Whitehorse’s Norma McBean, a sharp-tongued elder who never passed up an opportunity to speak her mind, passed away on New Year’s Eve. The accomplished photographer was 91.
It was easy to get along with McBean – as long as you saw things her way.
“She was very good on a one-to-one level, or in a group, if it went according to her thinking,” said Mary Murphy, who knew McBean for about 34 years.
“If she questioned it, she rubbed people the wrong way. She could be gracious and she’d discuss things with you, but on her terms.”
McBean was a familiar sight on Whitehorse’s streets, often seen heading somewhere with the help of her walker and decked in a matching hat, coat and dress.
Murphy and McBean became good friends early on because, Murphy said, she gained McBean’s trust by being honest with her.
Murphy called McBean out one day for walking slowly across the road.
“She said ‘You got me, didn’t you?’” Murphy said.
“She knew that I could say things to her and she’d take them quite well – I was more diplomatic. She trusted me to tell her if she was going off on the wrong track.”

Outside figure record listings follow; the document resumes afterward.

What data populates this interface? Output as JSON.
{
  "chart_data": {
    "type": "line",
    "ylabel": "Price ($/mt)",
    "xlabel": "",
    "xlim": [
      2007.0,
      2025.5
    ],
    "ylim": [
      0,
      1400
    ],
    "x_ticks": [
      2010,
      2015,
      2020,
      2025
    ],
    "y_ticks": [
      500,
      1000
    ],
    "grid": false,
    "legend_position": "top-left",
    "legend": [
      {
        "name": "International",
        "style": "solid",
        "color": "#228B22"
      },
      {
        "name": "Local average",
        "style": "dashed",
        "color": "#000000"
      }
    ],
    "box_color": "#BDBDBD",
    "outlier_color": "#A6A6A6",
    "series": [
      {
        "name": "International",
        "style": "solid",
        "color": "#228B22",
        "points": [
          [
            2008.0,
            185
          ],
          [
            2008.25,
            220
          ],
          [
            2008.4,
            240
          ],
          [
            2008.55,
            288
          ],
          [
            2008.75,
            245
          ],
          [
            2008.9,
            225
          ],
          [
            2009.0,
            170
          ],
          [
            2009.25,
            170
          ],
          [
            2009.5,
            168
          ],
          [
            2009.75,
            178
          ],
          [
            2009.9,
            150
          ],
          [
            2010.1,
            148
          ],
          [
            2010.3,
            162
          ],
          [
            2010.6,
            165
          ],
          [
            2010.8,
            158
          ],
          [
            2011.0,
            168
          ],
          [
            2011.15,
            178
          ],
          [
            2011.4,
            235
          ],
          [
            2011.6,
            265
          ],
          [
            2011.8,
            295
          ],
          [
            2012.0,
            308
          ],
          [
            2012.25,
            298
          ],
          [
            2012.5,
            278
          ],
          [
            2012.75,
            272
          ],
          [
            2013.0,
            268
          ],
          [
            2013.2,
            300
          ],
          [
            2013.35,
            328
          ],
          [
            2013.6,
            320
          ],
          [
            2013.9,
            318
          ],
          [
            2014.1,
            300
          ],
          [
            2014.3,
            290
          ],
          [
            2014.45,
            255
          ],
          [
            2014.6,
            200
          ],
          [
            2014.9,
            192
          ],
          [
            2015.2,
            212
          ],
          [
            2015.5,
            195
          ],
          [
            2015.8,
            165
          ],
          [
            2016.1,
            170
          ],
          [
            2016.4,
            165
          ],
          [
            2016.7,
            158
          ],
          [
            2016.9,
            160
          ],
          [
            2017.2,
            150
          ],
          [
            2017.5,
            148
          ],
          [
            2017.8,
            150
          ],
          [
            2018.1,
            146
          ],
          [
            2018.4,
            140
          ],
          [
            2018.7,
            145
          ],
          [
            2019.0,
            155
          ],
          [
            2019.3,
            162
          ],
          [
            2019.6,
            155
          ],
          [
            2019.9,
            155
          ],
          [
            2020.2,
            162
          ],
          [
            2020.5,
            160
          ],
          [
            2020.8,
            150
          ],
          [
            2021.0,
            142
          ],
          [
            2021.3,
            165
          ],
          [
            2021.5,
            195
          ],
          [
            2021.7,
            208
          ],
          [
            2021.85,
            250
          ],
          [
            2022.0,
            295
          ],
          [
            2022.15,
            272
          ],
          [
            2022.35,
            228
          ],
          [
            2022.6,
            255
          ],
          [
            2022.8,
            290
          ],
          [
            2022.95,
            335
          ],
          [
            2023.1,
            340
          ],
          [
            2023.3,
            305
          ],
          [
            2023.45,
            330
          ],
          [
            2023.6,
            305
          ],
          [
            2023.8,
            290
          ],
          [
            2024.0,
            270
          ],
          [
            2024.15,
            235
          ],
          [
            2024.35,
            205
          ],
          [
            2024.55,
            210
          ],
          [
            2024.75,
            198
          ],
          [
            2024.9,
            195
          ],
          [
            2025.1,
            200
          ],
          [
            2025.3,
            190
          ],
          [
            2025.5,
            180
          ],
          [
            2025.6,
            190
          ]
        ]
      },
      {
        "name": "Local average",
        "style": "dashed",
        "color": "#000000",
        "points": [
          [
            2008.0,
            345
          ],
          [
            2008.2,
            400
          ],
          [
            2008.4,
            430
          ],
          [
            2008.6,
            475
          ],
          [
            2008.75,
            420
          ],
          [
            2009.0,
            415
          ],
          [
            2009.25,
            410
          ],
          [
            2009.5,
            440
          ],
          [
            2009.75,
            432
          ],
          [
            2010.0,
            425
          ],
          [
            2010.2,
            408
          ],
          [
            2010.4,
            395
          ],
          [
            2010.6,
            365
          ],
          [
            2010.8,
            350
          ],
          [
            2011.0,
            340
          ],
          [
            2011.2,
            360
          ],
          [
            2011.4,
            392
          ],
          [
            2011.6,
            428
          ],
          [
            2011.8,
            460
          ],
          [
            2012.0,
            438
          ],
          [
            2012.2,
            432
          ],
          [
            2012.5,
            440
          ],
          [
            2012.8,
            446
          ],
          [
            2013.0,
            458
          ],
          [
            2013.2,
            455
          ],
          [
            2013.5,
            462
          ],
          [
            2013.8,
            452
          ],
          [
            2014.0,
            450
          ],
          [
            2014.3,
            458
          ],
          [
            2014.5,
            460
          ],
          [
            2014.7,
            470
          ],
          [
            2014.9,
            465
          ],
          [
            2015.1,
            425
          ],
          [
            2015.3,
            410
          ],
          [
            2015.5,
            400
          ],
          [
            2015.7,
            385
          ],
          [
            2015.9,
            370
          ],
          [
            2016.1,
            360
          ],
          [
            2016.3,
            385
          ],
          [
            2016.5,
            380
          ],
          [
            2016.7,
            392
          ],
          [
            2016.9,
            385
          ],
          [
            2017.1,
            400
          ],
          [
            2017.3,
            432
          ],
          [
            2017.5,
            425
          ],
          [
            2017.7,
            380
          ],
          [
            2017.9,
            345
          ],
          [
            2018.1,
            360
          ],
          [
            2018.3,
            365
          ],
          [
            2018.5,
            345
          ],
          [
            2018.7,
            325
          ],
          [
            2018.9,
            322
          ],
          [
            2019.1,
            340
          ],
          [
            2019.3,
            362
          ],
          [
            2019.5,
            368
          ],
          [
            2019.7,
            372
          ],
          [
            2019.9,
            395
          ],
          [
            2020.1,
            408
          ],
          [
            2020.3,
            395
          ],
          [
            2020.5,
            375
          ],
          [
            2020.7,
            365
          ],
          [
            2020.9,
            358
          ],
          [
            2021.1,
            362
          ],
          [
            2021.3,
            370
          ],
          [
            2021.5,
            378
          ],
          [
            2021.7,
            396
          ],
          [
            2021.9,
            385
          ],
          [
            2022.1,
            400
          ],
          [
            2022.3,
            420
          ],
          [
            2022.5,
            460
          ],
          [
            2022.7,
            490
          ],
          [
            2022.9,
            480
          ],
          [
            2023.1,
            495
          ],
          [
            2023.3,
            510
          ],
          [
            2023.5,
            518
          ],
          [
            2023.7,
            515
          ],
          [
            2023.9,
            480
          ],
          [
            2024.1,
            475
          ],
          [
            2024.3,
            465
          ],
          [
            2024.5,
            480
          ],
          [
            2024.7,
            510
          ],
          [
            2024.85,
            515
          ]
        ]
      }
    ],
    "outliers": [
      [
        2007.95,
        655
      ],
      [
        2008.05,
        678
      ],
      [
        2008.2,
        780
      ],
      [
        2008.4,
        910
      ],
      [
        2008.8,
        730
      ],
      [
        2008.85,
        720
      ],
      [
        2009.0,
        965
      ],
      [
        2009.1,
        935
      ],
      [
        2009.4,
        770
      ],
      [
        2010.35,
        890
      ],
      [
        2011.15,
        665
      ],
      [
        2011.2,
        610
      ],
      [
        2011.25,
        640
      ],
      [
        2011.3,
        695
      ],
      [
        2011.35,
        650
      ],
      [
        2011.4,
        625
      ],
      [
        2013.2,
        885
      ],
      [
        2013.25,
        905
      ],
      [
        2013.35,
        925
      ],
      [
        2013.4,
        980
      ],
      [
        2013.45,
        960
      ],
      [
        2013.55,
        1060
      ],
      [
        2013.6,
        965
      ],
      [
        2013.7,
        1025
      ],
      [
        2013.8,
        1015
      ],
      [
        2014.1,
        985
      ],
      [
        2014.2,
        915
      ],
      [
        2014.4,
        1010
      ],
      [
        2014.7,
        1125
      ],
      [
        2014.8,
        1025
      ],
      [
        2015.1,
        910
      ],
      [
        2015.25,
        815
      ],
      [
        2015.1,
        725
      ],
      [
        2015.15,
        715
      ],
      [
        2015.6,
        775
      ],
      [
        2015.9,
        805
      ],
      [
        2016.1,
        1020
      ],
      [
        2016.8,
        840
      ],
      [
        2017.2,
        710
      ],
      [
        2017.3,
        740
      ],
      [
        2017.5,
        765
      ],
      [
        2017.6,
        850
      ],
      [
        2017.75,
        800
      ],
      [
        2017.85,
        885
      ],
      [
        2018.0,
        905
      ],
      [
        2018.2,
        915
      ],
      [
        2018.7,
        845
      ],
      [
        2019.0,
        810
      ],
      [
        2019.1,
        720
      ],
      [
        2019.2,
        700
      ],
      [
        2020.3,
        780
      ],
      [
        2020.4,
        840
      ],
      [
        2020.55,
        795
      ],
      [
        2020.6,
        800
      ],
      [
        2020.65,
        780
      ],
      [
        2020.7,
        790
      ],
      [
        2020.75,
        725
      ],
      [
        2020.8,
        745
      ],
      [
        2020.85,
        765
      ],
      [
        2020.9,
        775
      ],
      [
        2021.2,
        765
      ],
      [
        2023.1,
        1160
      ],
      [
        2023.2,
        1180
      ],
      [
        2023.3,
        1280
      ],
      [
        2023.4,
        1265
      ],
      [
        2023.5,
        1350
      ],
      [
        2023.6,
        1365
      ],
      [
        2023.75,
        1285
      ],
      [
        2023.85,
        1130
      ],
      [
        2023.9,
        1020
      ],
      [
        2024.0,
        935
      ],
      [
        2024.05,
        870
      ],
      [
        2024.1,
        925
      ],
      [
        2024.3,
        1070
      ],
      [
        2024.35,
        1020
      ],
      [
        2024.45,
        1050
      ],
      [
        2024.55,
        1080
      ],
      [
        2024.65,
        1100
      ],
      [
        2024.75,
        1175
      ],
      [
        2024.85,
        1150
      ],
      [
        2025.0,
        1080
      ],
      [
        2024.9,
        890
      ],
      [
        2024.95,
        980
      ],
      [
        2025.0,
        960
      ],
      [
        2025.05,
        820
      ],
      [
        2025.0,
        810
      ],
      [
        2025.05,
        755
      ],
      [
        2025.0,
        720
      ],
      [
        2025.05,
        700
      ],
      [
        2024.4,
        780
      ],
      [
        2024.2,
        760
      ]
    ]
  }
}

They could also relate to each other on another level – both had differences with their twins, Murphy added.
But despite her contentious nature, McBean was also known as an intelligent, independent and generous woman, the kind who threw large birthday bashes at the Kwanlin Dun Cultural Centre and the Thomson Centre.
Kevin Barr remembers performing at one of those parties many years ago.
He said McBean would always rent a big room, provide a huge spread and invite people from all walks of life, which always made for an interesting party.
At the end, McBean always insisted on paying musicians, although Barr said he would have been happy to perform for free.
“You’re going to take the money,” Barr said with a cracking voice, impersonating McBean.
One time, Barr said he received an invitation to meet McBean at a local park. He didn’t know why.
It turns out McBean, an accomplished photographer, just wanted to take his picture.
Barr told the story at one of her birthday parties, as he’d found the situation humourous.
But McBean stopped him on the street about a month later, and wrung him out for insinuating that the invitation had been a date.
“I just want to tell you that I asked you to come and sing, I didn’t ask you to talk,” Barr said, using the same hoarse voice.
Born in Calgary in 1923, McBean became a Christian at the age of 17, Murphy said.
A year later, she joined the Canadian Women’s Army Corps at a camp in Ontario, where women trained as drivers, cooks, clerks, typists, and telephone operators during World War II.
Following the war she took up a job as a proofreader for Compton’s Encyclopedia in Chicago, where she worked for several years.
It was while working for a company in Edmonton that she first came to the Yukon, in 1966, after being commissioned to take pictures of the Sourdough Rendezvous Festival.
In 1979, she moved back to the territory permanently. In 1995, she was commissioned by NorthwesTel to travel to the Northwest Territories to photograph elders around the territory.
She insisted that her photographs not go to the archives but be returned to the elders in the pictures, according to Liz Hanson, who also knew McBean.
“She said it belonged to them,” Hanson wrote in an email.
Since then her photographs have been exhibited around the territory, including at the Hougen’s Centre and the courthouse in Whitehorse.
Hanson said McBean had strong political opinions and wasn’t afraid of sharing those, either.
“It was not unusual for her to call me at home, to express her dismay at the federal government and more recently the territorial government,” Hanson said.
At church, McBean always had a bible verse in her back pocket whenever she heard something she believed to be contentious, Murphy said.
“They didn’t see God the way she did,” she said.
“If she saw a biblical truth not being presented the way it should be, she’d contend it. Gotta give her credit for that.”